La noche acababa cuando el marido, extrañando la cama dura, despertó y espantado miró en derredor. No tuvo tiempo de levantarse. Ella ya deshacía el diseño oscuro de los zapatos y él vio sus pies desapareciendo, esfumándose las piernas. Rápida la nada se subió por el cuerpo, tomó el pecho erguido, el emplumado sombrero.
Entonces, como si oyese la llegada del sol, la moza escogió una hebra clara y fue pasándola lentamente entre los hilos, delicado trazo de luz que la mañana repitió en la línea del horizonte.
Marina Colasanti nació en Asmara (Etiopía) en 1937. A los dos años su familia se traslada a Italia; pero la segunda guerra mundial hizo que su familia emigrara a Sudamérica. En Brasil, Marina Colasanti estudió artes plásticas (ella misma hace las ilustraciones de sus libros) y después se vinculó a los medios de difusión masiva como periodista, editora de la revista femenina Nova y guionista. Publica, desde 1961, relatos destinados a los niños y crónicas para adultos.

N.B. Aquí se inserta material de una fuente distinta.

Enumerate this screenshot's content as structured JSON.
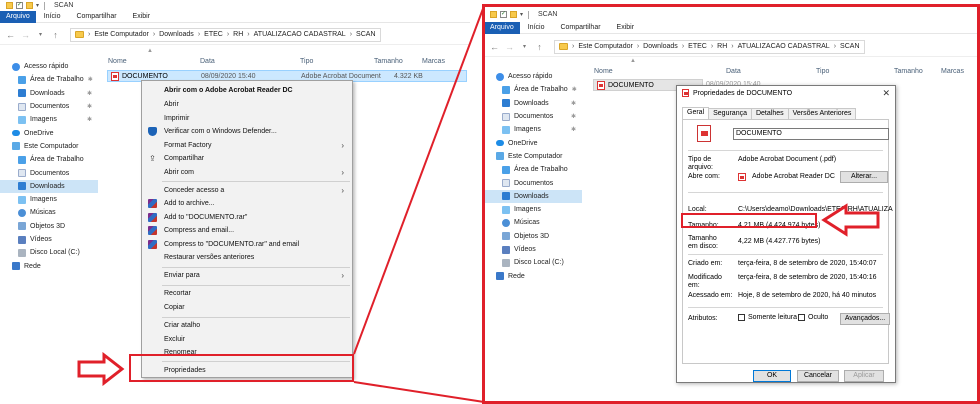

Entre sus obras: Eu Sozinha (crónicas, 1961), Nada na Manga (crónicas, 1974), Zoilógico (cuentos, 1975), A morada do Ser (cuentos, 1978), Uma Idéia Toda Azul (cuento infantil, 1979), A Nova Mulher (crónicas, 1980), Mulher daqui pra frente (crónicas, 1981) y Doze reis e a Moça no laberinto do vento (relato para jóvenes, 1982).